Toujours dans cette inconfortable position pourtant tristement nécessaire pour que je puisse m’imprimer parfaitement du rôle qu’on attendait de moi, il me fut un temps pour avoir une réponse un tant soit peu construite.


« Je suis née dans une famille profondément ancrée dans les traditions ninjas. Elevée sous le regard inquisitorial d’un patriarche perfectionniste au possible avec mes deux frères ainés, les premières choses que j’eus apprises sont la discipline et l’absence d’état d’âme. J’ai été formée à tuer depuis que je suis toute petite. C’est la raison pour laquelle ma famille a toujours fourni d’excellents éléments aux forces shinobi du clan. A l’instar de mes frères et de mes parents, je n’ai toujours fait que ce qui était nécessaire pour le bien du clan. Cela a pu impliquer des choses parfois indescriptibles, effectuées dans l’ombre comme tant d’autres choses. A ce titre j’ai finit par gravir les échelons, me faisant probablement remarquer par mon travail sérieux et pourtant pas si différent de celui de chaque shinobi de Setsu. Je suis devenue Chûnin, une époque pendant laquelle je me suis énormément confrontée a une dénommée Mononoke. Vous en avez probablement déjà entendu parler tant certaines de nos « escarmouches » si j’ose dire furent bruyantes.
Par cette rivalité nous nous sommes efforcées à faire de notre mieux pour surpasser constamment l’autre. Au final Gekido-sama m’a choisie pour être l’un de ses hatamoto. Je n’ai jamais osé lui demander quels furent ses critères, la logique voulant qu’il l’ait fait vis-à-vis de mes compétences et de ma dévotion a son égard. »
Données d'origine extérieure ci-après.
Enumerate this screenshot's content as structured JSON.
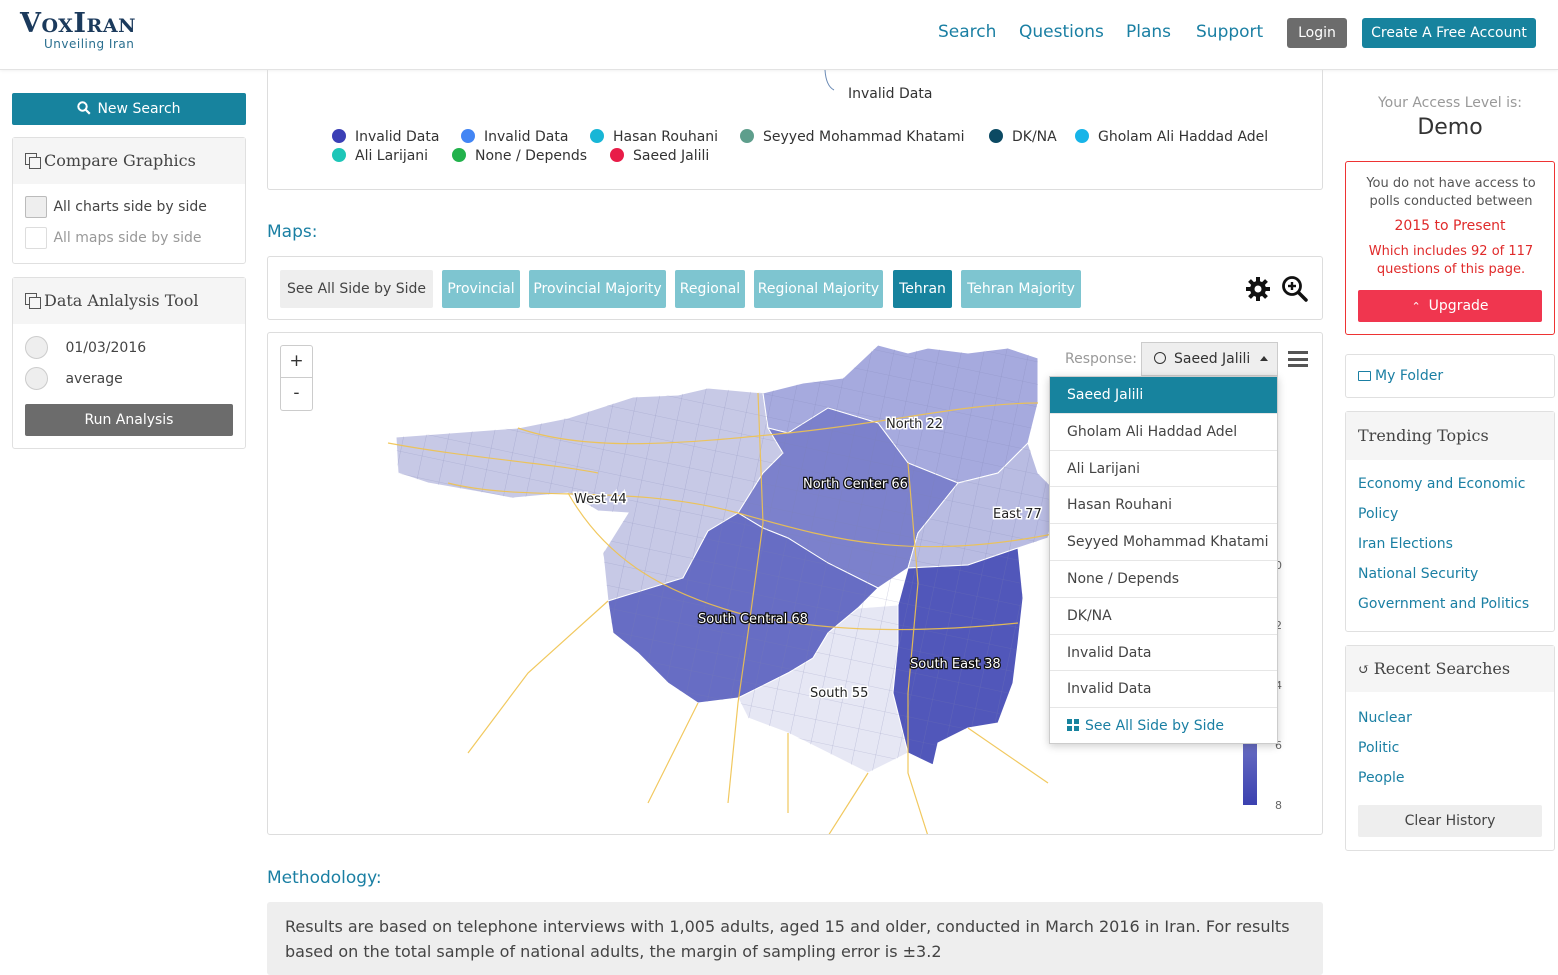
{
  "header": {
    "brand": "VoxIran",
    "tagline": "Unveiling Iran",
    "nav": [
      "Search",
      "Questions",
      "Plans",
      "Support"
    ],
    "login_label": "Login",
    "create_label": "Create A Free Account"
  },
  "sidebar": {
    "new_search_label": "New Search",
    "compare": {
      "title": "Compare Graphics",
      "options": [
        "All charts side by side",
        "All maps side by side"
      ]
    },
    "analysis": {
      "title": "Data Anlalysis Tool",
      "options": [
        "01/03/2016",
        "average"
      ],
      "run_label": "Run Analysis"
    }
  },
  "legend": {
    "leader_label": "Invalid Data",
    "items": [
      {
        "label": "Invalid Data",
        "color": "#3b3fb5"
      },
      {
        "label": "Invalid Data",
        "color": "#4285f4"
      },
      {
        "label": "Hasan Rouhani",
        "color": "#18b6d6"
      },
      {
        "label": "Seyyed Mohammad Khatami",
        "color": "#5e9e8c"
      },
      {
        "label": "DK/NA",
        "color": "#0c4a63"
      },
      {
        "label": "Gholam Ali Haddad Adel",
        "color": "#17b4e8"
      },
      {
        "label": "Ali Larijani",
        "color": "#1dc6b8"
      },
      {
        "label": "None / Depends",
        "color": "#22b24c"
      },
      {
        "label": "Saeed Jalili",
        "color": "#e81c48"
      }
    ]
  },
  "maps": {
    "title": "Maps:",
    "tabs": [
      {
        "label": "See All Side by Side",
        "state": "plain"
      },
      {
        "label": "Provincial",
        "state": "normal"
      },
      {
        "label": "Provincial Majority",
        "state": "normal"
      },
      {
        "label": "Regional",
        "state": "normal"
      },
      {
        "label": "Regional Majority",
        "state": "normal"
      },
      {
        "label": "Tehran",
        "state": "active"
      },
      {
        "label": "Tehran Majority",
        "state": "normal"
      }
    ],
    "zoom_in": "+",
    "zoom_out": "-",
    "response_label": "Response:",
    "response_value": "Saeed Jalili",
    "regions": [
      {
        "name": "North",
        "value": 22
      },
      {
        "name": "North Center",
        "value": 66
      },
      {
        "name": "West",
        "value": 44
      },
      {
        "name": "East",
        "value": 77
      },
      {
        "name": "South Central",
        "value": 68
      },
      {
        "name": "South East",
        "value": 38
      },
      {
        "name": "South",
        "value": 55
      }
    ],
    "scale_ticks": [
      "0",
      "2",
      "4",
      "6",
      "8"
    ],
    "dropdown": [
      "Saeed Jalili",
      "Gholam Ali Haddad Adel",
      "Ali Larijani",
      "Hasan Rouhani",
      "Seyyed Mohammad Khatami",
      "None / Depends",
      "DK/NA",
      "Invalid Data",
      "Invalid Data"
    ],
    "see_all_label": "See All Side by Side"
  },
  "methodology": {
    "title": "Methodology:",
    "text": "Results are based on telephone interviews with 1,005 adults, aged 15 and older, conducted in March 2016 in Iran. For results based on the total sample of national adults, the margin of sampling error is ±3.2"
  },
  "right": {
    "access_label": "Your Access Level is:",
    "access_level": "Demo",
    "warning_text": "You do not have access to polls conducted between",
    "warning_range": "2015 to Present",
    "warning_detail": "Which includes 92 of 117 questions of this page.",
    "upgrade_label": "Upgrade",
    "folder_label": "My Folder",
    "trending_title": "Trending Topics",
    "trending": [
      "Economy and Economic",
      "Policy",
      "Iran Elections",
      "National Security",
      "Government and Politics"
    ],
    "recent_title": "Recent Searches",
    "recent": [
      "Nuclear",
      "Politic",
      "People"
    ],
    "clear_label": "Clear History"
  }
}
Je marquais une pause, courte et précise à sa manière, mon histoire était des plus fidèles à ce qui s’était passé. Je reprenais une inspiration avant de faire de même avec la parole.
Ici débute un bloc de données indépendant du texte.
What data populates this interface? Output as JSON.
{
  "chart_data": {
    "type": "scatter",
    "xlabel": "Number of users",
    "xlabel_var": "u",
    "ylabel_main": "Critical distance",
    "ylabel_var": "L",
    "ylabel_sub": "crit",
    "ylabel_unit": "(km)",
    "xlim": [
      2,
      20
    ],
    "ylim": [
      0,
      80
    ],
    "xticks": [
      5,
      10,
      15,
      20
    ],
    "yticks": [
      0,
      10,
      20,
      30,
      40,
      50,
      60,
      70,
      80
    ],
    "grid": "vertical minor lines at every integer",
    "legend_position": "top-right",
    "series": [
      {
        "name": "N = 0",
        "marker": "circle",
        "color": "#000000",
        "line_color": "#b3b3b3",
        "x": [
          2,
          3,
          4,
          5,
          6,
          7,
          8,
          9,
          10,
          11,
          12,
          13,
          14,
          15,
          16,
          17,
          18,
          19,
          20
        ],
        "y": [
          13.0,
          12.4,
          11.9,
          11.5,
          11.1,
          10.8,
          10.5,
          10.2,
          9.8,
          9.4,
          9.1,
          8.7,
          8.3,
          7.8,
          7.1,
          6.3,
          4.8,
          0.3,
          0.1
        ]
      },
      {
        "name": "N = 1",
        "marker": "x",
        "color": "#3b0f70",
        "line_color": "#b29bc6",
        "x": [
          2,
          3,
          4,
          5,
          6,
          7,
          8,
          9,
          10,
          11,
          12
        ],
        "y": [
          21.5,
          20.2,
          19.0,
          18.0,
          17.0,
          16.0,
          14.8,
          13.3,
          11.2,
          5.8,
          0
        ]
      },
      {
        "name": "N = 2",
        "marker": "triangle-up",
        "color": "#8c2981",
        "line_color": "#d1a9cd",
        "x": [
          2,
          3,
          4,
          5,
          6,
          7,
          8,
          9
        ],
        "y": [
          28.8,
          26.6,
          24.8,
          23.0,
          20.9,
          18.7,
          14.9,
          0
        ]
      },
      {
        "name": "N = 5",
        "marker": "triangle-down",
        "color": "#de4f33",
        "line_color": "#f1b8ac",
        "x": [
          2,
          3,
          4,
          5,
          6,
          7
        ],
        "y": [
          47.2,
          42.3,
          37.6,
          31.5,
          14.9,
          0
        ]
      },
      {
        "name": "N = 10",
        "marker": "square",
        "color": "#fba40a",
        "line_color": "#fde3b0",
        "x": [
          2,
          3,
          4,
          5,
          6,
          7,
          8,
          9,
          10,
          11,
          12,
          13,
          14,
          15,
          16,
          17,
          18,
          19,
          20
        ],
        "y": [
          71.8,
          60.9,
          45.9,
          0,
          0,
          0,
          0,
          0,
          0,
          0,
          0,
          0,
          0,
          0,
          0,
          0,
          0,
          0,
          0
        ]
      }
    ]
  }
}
« Je suis consciente que nous sommes dirigés par des forces qui nous dépassent, ce n’est pas le cœur des questions que je me pose actuellement. Il y a une raison, quelle qu’elle soit qui a décidé notre seigneur à me désigner comme porteuse de sa voix ici. Néanmoins je reste, comme vous l’avez dit, une mortelle. Je sais être en proie au doute et au manque de confiance comme tout être humain. Cela ne me rend pas plus faible sur le long terme, au contraire. Il me faut simplement du temps pour… Accepter ce qui est. C’est une chose fort peu aisée lorsque l’on est détaché auprès d’un être aussi prestigieux que l’Empereur. Gekido-sama a toujours pleinement assuré son rôle, rares fussent les occasions où il se fit représenter par autrui, pour ne citer que la délégation diplomatique a Fukyuu où je fus envoyée escorter Setsu Akane-sama. Le fait est que je n’ai pas l’expérience que j’aurais aimé avoir pour le rôle qui m’incombe actuellement. C’est quelque chose de nouveau et bien que de nouvelles choses puissent être signe d’un meilleur devenir, cela n’en est pas moins une source d’inquiétude, au moins au début, vous ne pensez pas ? »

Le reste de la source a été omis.